The fact is, the war in Iraq was moral and just if for no other reason than the fact that it has brought freedom and improved the lives of virtually every Iraqi outside of a small contingent of "insurgents" who are intent on installing a fanatical Islamic state. 

Third, I would point out that Al Qaeda itself regards Iraq as the central front in its war against us. The mere fact that the group responsible for orchestrating the deaths of 3,000 Americans considers Iraq to be so important would alone justify our presence in that country. I know from your recent statement that the Methodist bishops would probably dispute this argument, but as for myself, I am willing to take the opinion of the principals to this conflict over the subjective beliefs of a few ill-informed bishops who probably have it out for the president anyway. 

With regard to your point about the United Nations, it is also a matter of historical record that the United Nations passed more than 96 resolutions against that country and refused to act on a single one. Also, if recollection serves me, the decision to move into Iraq was no mere rush to war, but was debated and rehashed in this country's newspapers and within the U.N. Security Counsel for well over a year before any action was taken. Furthermore, it has now come to light that the United Nation's position on Iraq was highly compromised by the oil-for-food scandal, which gave other member states a vested interest in ensuring the status quo, regardless of the facts on the ground. While it is highly admirable for this country to honor its treaties, in a situation in which the country had been attacked less that two years prior, the United States was justified in taking action even in the face of resistance by a highly corrupt and compromised United Nations.  (As a personal matter, I've never understood the United Methodist fascination with this organization anyway. From reading some of the General Board of Church and Society statements in particular, one would think we are in the business of worshipping the United Nations instead of God!) When our domestic security is at stake and we have the means to act, we would be extremely stupid to allow our hand to be forced by such a corrupt and incompetent organization as the United Nations.

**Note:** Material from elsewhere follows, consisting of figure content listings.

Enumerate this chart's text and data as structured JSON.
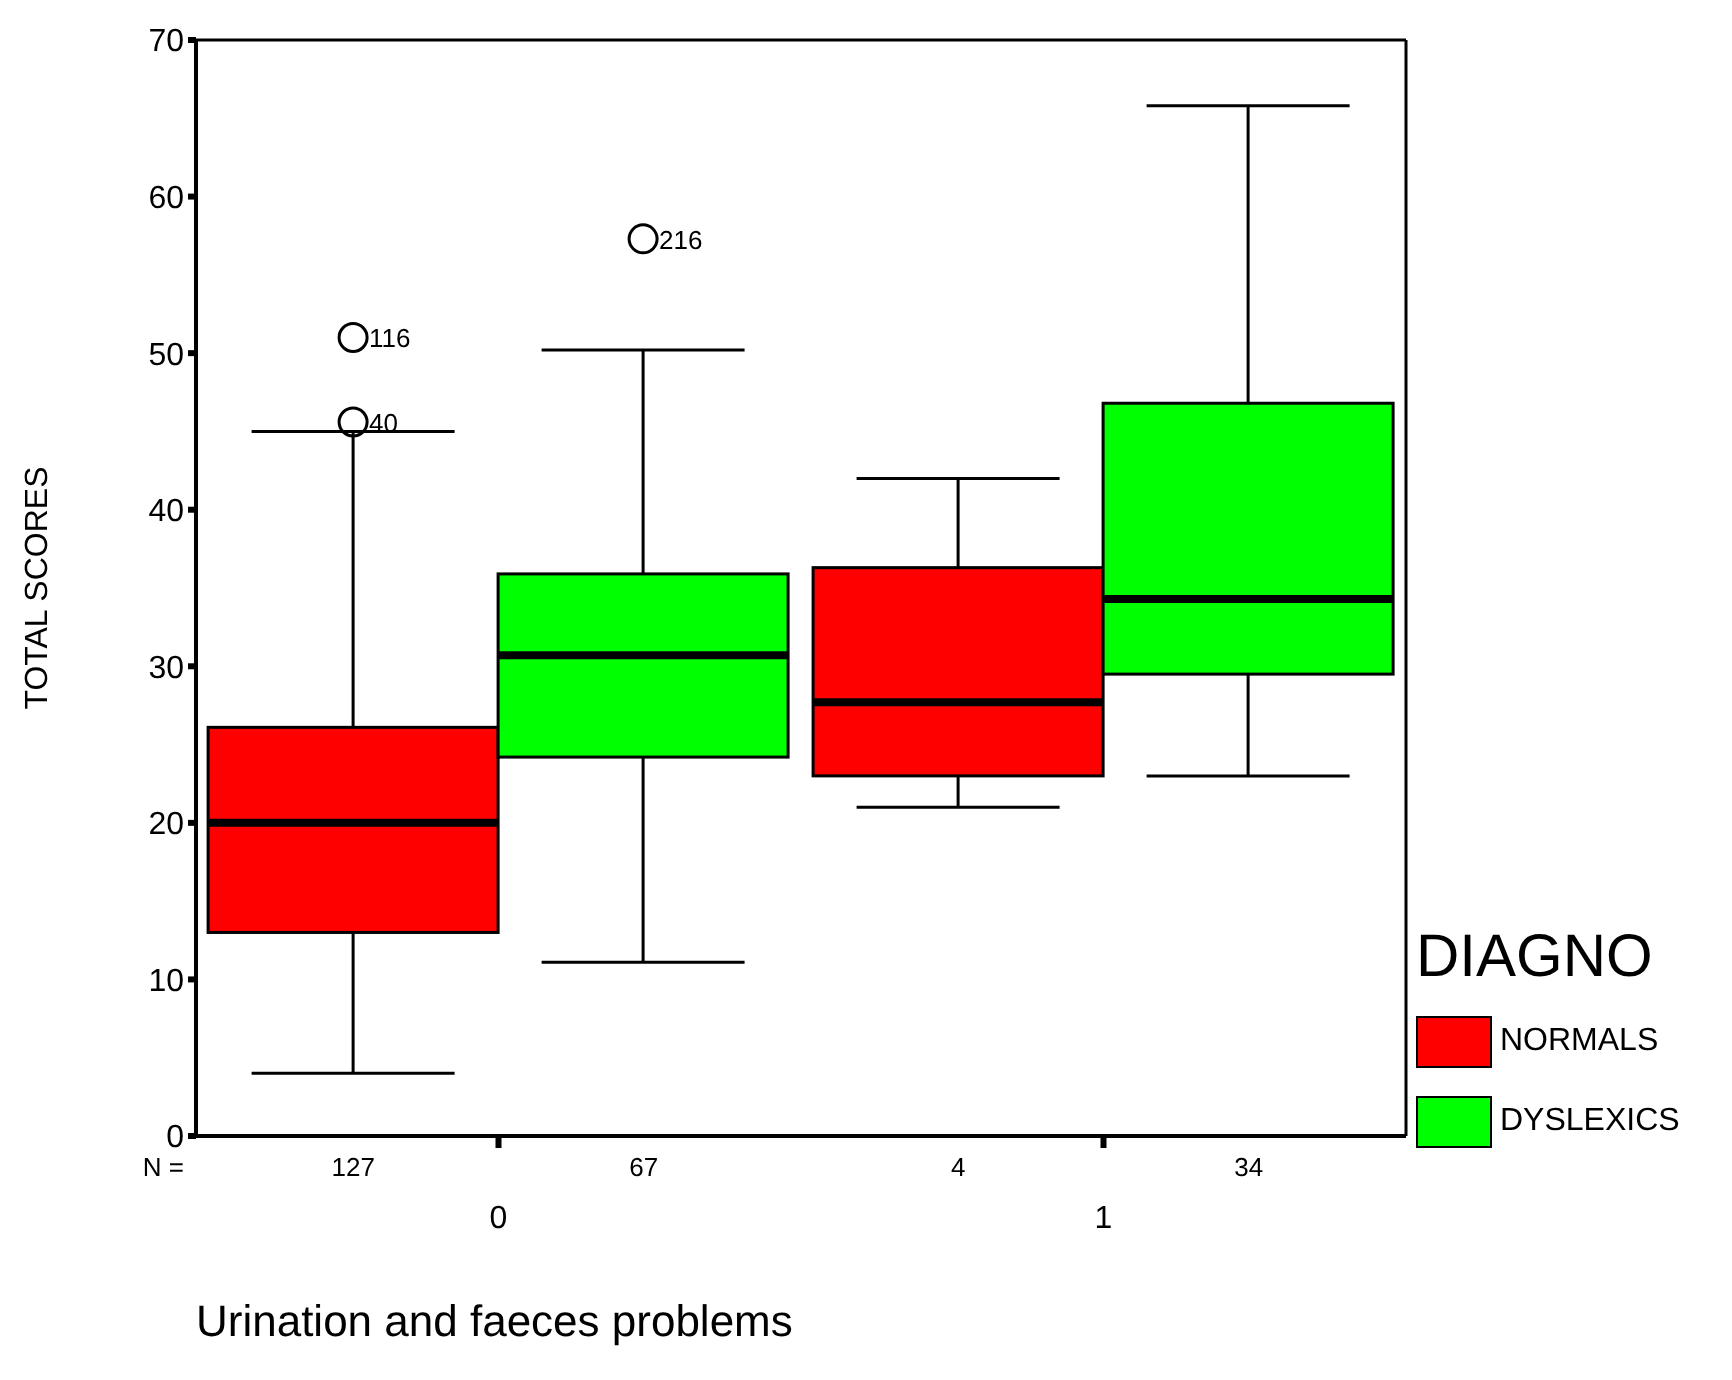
{
  "chart_data": {
    "type": "box",
    "xlabel": "Urination and faeces problems",
    "ylabel": "TOTAL SCORES",
    "legend_title": "DIAGNO",
    "legend": "right",
    "categories": [
      "0",
      "1"
    ],
    "ylim": [
      0,
      70
    ],
    "yticks": [
      0,
      10,
      20,
      30,
      40,
      50,
      60,
      70
    ],
    "series": [
      {
        "name": "NORMALS",
        "color": "#ff0000",
        "boxes": [
          {
            "low": 4,
            "q1": 13,
            "median": 20,
            "q3": 26.1,
            "high": 45,
            "outliers": [
              45.6,
              51
            ]
          },
          {
            "low": 21,
            "q1": 23,
            "median": 27.7,
            "q3": 36.3,
            "high": 42
          }
        ]
      },
      {
        "name": "DYSLEXICS",
        "color": "#00ff00",
        "boxes": [
          {
            "low": 11.1,
            "q1": 24.2,
            "median": 30.7,
            "q3": 35.9,
            "high": 50.2,
            "outliers": [
              57.3
            ]
          },
          {
            "low": 23,
            "q1": 29.5,
            "median": 34.3,
            "q3": 46.8,
            "high": 65.8
          }
        ]
      }
    ],
    "annotations": [
      "N =",
      "127",
      "67",
      "4",
      "34",
      "40",
      "116",
      "216"
    ]
  }
}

A final thing that burns me about the bishops' statement is the way the signing bishops refuse to take full ownership for it. I have sent several e-mails and followed this story very closely on the Methodist Web site and in the press, and every time the bishops are confronted, they make the claim that they are "just speaking their own conscience" on the matter. Excuse the bluntness of this statement, but that's a crock of bull! You are cishops of the church after all. You signed the statement as bishops of the church, and you are, therefore, representing the entire Methodist church in spite of your protests to the contrary. You had to know that to many of the lay people sitting in the pews, and to the outside world, this was going to at least be perceived as the official position of the Methodist church. At least if you are going to have the audacity to stake out a controversial position on a divisive issue, please have the backbone to take full ownership of the statement. In that case, I would have at least had more respect for the Council of Bishops. Now, I just believe that you not only wrong, but weak and disingenuous.